Tanı: Yamada (Nativ preparat) ve kültürde C. albikans gösterilebilir.
Tedavi: Hijyen önemlidir, antifungal krem ve supozituarlar kullanılır. Mikonazol vajinal
krem veya supozituar, 7 gün süreyle, klotrimazol vajinal krem veya tablet, 7-14 gün
kullanılabilir.
X- Trikomonas Vajiniti (Trikomoniazis):
Etken: Bir protozoon olan Trichomonas vaginalis’tir.
Cinsel temasla bulaşır.
Erkekler genellikle asemptomatiktir, akıntı ve idrar yaparken yanma olabilir.
Kadınlar genellikle asemptomatiktir, ilişki esnasında ağrı, ağrılı idrar, bol, kötü kokulu,
yeşilimsi-sarı, köpüklü vajinal akıntı ve genital kaşıntı olabilir.
Tanı: Akıntıdan hazırlanan yaymada, hareketli protozoalar görülür.
Tedavi: Metronidazol 2 gr tek doz veya 2 x 500 mg, 7 gün süreyle kullanılabilir.
XI- Hepatitis B:
Son yıllarda hızla yayılan bir enfeksiyondur.
Virüs enfekte kişinin kan, semen, vajinal sekresyonlarında ve tükrüğünde bulunur.
En sık korunmasız cinsel ilişki veya paylaşılan iğnelerden bulaşır.
Sıklıkla asemptomatiktir. Taşıyıcıların yaklaşık % 50 sinde hiç semptom gelişmez.
Enfekte kişi semptom gelişiminden 4-6 hafta önce diğer insanları enfekte edebilir ve
bulaştırıcılık semptomlar kaybolduktan sonra da uzun süre devam eder.
Hastaların %10’unda siroz ve ca gibi ciddi karaciğer hastalıkları riski vardır.

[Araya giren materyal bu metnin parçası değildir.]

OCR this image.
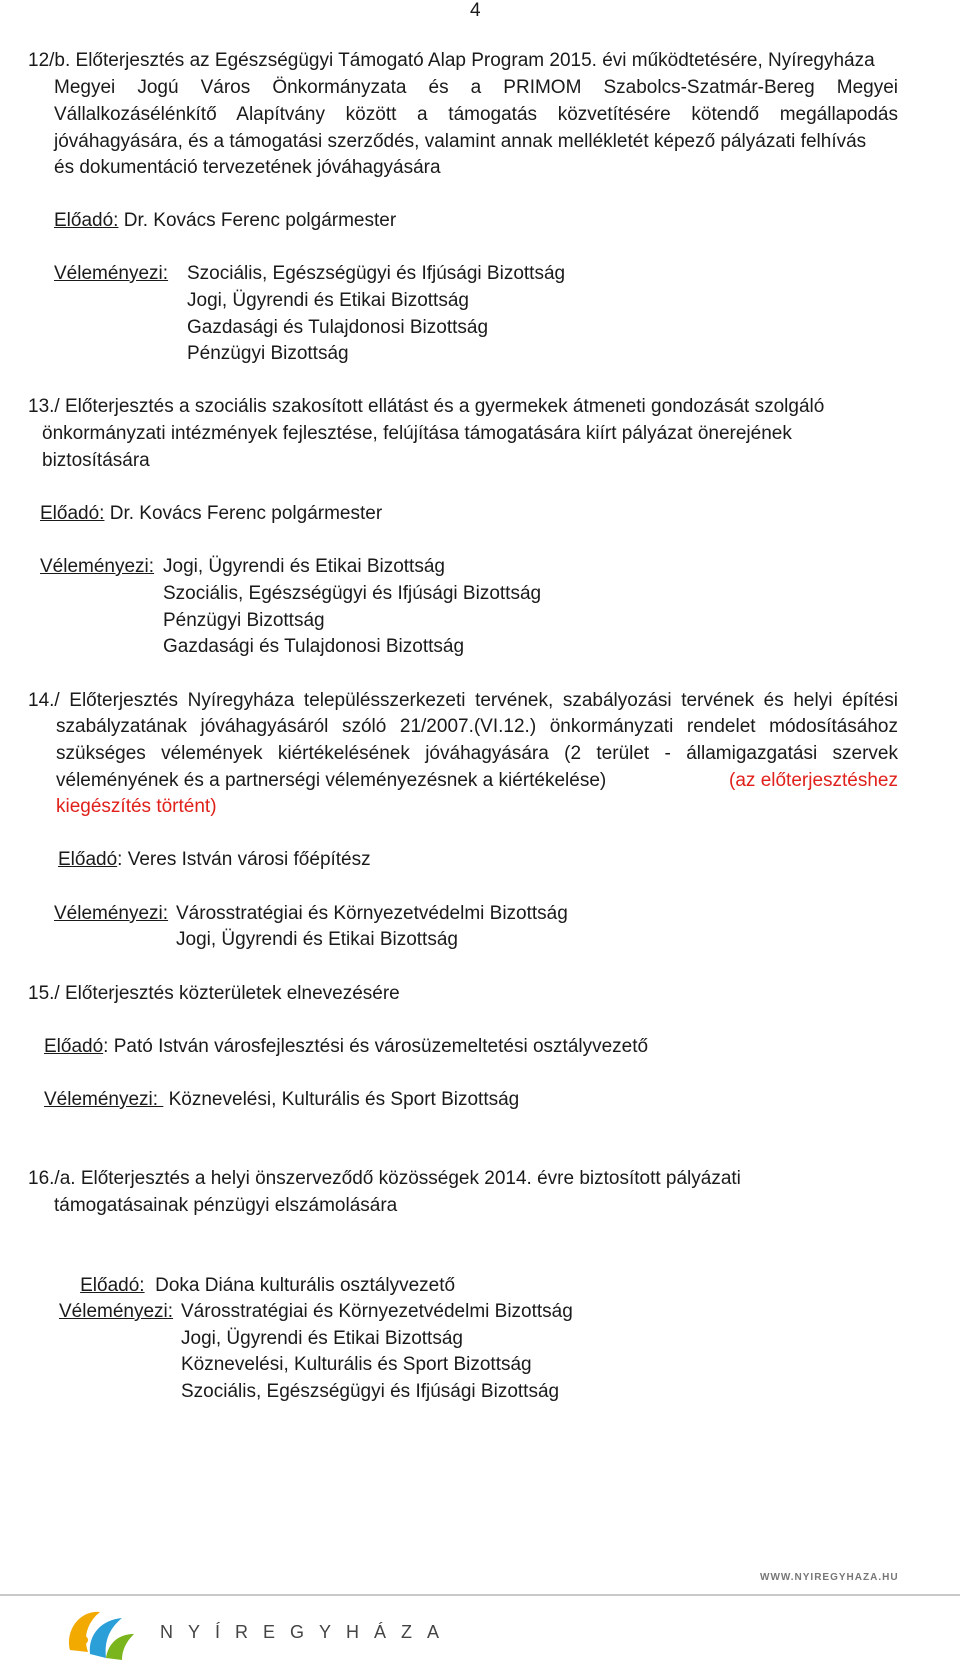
4
12/b. Előterjesztés az Egészségügyi Támogató Alap Program 2015. évi működtetésére, Nyíregyháza
Megyei Jogú Város Önkormányzata és a PRIMOM Szabolcs-Szatmár-Bereg Megyei
Vállalkozásélénkítő Alapítvány között a támogatás közvetítésére kötendő megállapodás
jóváhagyására, és a támogatási szerződés, valamint annak mellékletét képező pályázati felhívás
és dokumentáció tervezetének jóváhagyására
Előadó: Dr. Kovács Ferenc polgármester
Véleményezi: Szociális, Egészségügyi és Ifjúsági Bizottság
Jogi, Ügyrendi és Etikai Bizottság
Gazdasági és Tulajdonosi Bizottság
Pénzügyi Bizottság
13./ Előterjesztés a szociális szakosított ellátást és a gyermekek átmeneti gondozását szolgáló
önkormányzati intézmények fejlesztése, felújítása támogatására kiírt pályázat önerejének
biztosítására
Előadó: Dr. Kovács Ferenc polgármester
Véleményezi: Jogi, Ügyrendi és Etikai Bizottság
Szociális, Egészségügyi és Ifjúsági Bizottság
Pénzügyi Bizottság
Gazdasági és Tulajdonosi Bizottság
14./ Előterjesztés Nyíregyháza településszerkezeti tervének, szabályozási tervének és helyi építési
szabályzatának jóváhagyásáról szóló 21/2007.(VI.12.) önkormányzati rendelet módosításához
szükséges vélemények kiértékelésének jóváhagyására (2 terület - államigazgatási szervek
véleményének és a partnerségi véleményezésnek a kiértékelése)	(az előterjesztéshez
kiegészítés történt)
Előadó: Veres István városi főépítész
Véleményezi: Városstratégiai és Környezetvédelmi Bizottság
Jogi, Ügyrendi és Etikai Bizottság
15./ Előterjesztés közterületek elnevezésére
Előadó: Pató István városfejlesztési és városüzemeltetési osztályvezető
Véleményezi:  Köznevelési, Kulturális és Sport Bizottság
16./a. Előterjesztés a helyi önszerveződő közösségek 2014. évre biztosított pályázati
támogatásainak pénzügyi elszámolására

Előadó:  Doka Diána kulturális osztályvezető

Véleményezi: Városstratégiai és Környezetvédelmi Bizottság
Jogi, Ügyrendi és Etikai Bizottság
Köznevelési, Kulturális és Sport Bizottság
Szociális, Egészségügyi és Ifjúsági Bizottság
WWW.NYIREGYHAZA.HU
NYÍREGYHÁZA
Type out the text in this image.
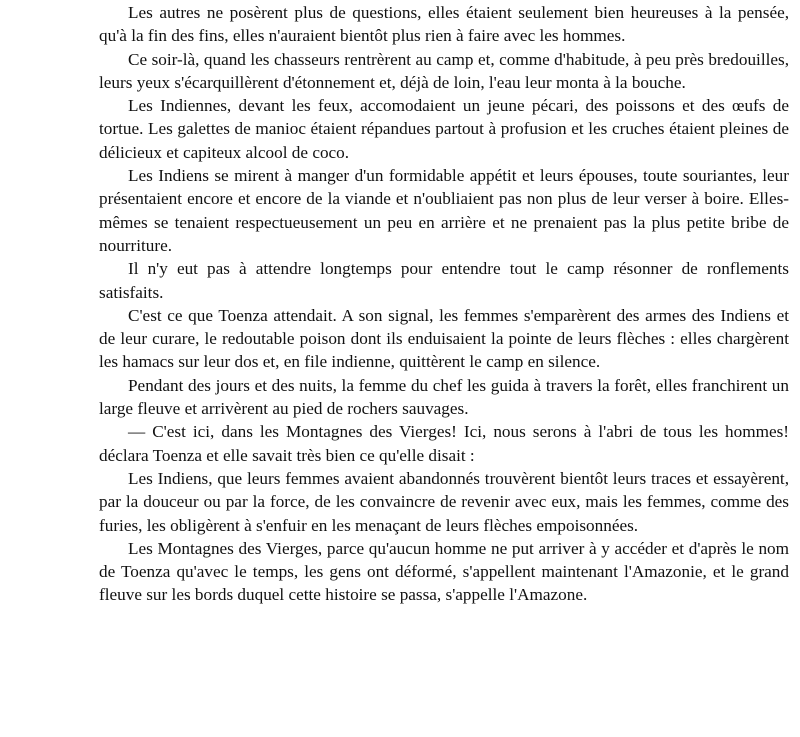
Les autres ne posèrent plus de questions, elles étaient seulement bien heureuses à la pensée, qu'à la fin des fins, elles n'auraient bientôt plus rien à faire avec les hommes.

Ce soir-là, quand les chasseurs rentrèrent au camp et, comme d'habitude, à peu près bredouilles, leurs yeux s'écarquillèrent d'étonnement et, déjà de loin, l'eau leur monta à la bouche.

Les Indiennes, devant les feux, accomodaient un jeune pécari, des poissons et des œufs de tortue. Les galettes de manioc étaient répandues partout à profusion et les cruches étaient pleines de délicieux et capiteux alcool de coco.

Les Indiens se mirent à manger d'un formidable appétit et leurs épouses, toute souriantes, leur présentaient encore et encore de la viande et n'oubliaient pas non plus de leur verser à boire. Elles-mêmes se tenaient respectueusement un peu en arrière et ne prenaient pas la plus petite bribe de nourriture.

Il n'y eut pas à attendre longtemps pour entendre tout le camp résonner de ronflements satisfaits.

C'est ce que Toenza attendait. A son signal, les femmes s'emparèrent des armes des Indiens et de leur curare, le redoutable poison dont ils enduisaient la pointe de leurs flèches : elles chargèrent les hamacs sur leur dos et, en file indienne, quittèrent le camp en silence.

Pendant des jours et des nuits, la femme du chef les guida à travers la forêt, elles franchirent un large fleuve et arrivèrent au pied de rochers sauvages.

— C'est ici, dans les Montagnes des Vierges! Ici, nous serons à l'abri de tous les hommes! déclara Toenza et elle savait très bien ce qu'elle disait :

Les Indiens, que leurs femmes avaient abandonnés trouvèrent bientôt leurs traces et essayèrent, par la douceur ou par la force, de les convaincre de revenir avec eux, mais les femmes, comme des furies, les obligèrent à s'enfuir en les menaçant de leurs flèches empoisonnées.

Les Montagnes des Vierges, parce qu'aucun homme ne put arriver à y accéder et d'après le nom de Toenza qu'avec le temps, les gens ont déformé, s'appellent maintenant l'Amazonie, et le grand fleuve sur les bords duquel cette histoire se passa, s'appelle l'Amazone.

En etkili korunma yöntemi aşılamadır.
Bütün kan donörleri Hepatit B yönünden taranmalıdır.
XII- Pedikülozis Pubis:
Yakın ilişki veya ortak kullanılan çarşaf, havlu veya giysilerle bulaşır.
Semptomlar pubik bölgede özellikle geceleri artan kaşıntı ve mavimsi maküllerdir.
Kaşıntı sonucu sekonder enfeksiyonlar gelişebilir.
Tedavi sonrası yataklar, havlular ve giysiler yüksek ısıda yıkanmalıdır.
XIII- Skabies:
Etken: Sarcoptes scabiei hominis’tir
Enfekte kişiyle yakın temas, ortak kullanılan giysi, yatak ve havlularla bulaşır.
Semptomlar; etkilenen bölgelerde kırmızı, kaşıntılı papüller ve tünel oluşumudur.
Kaşıntıya bağlı sekonder enfeksiyonlar görülür.
Tedavinin yanısıra kullanılmış bütün giysiler, havlular, çarşaflar kaynatılmalıdır.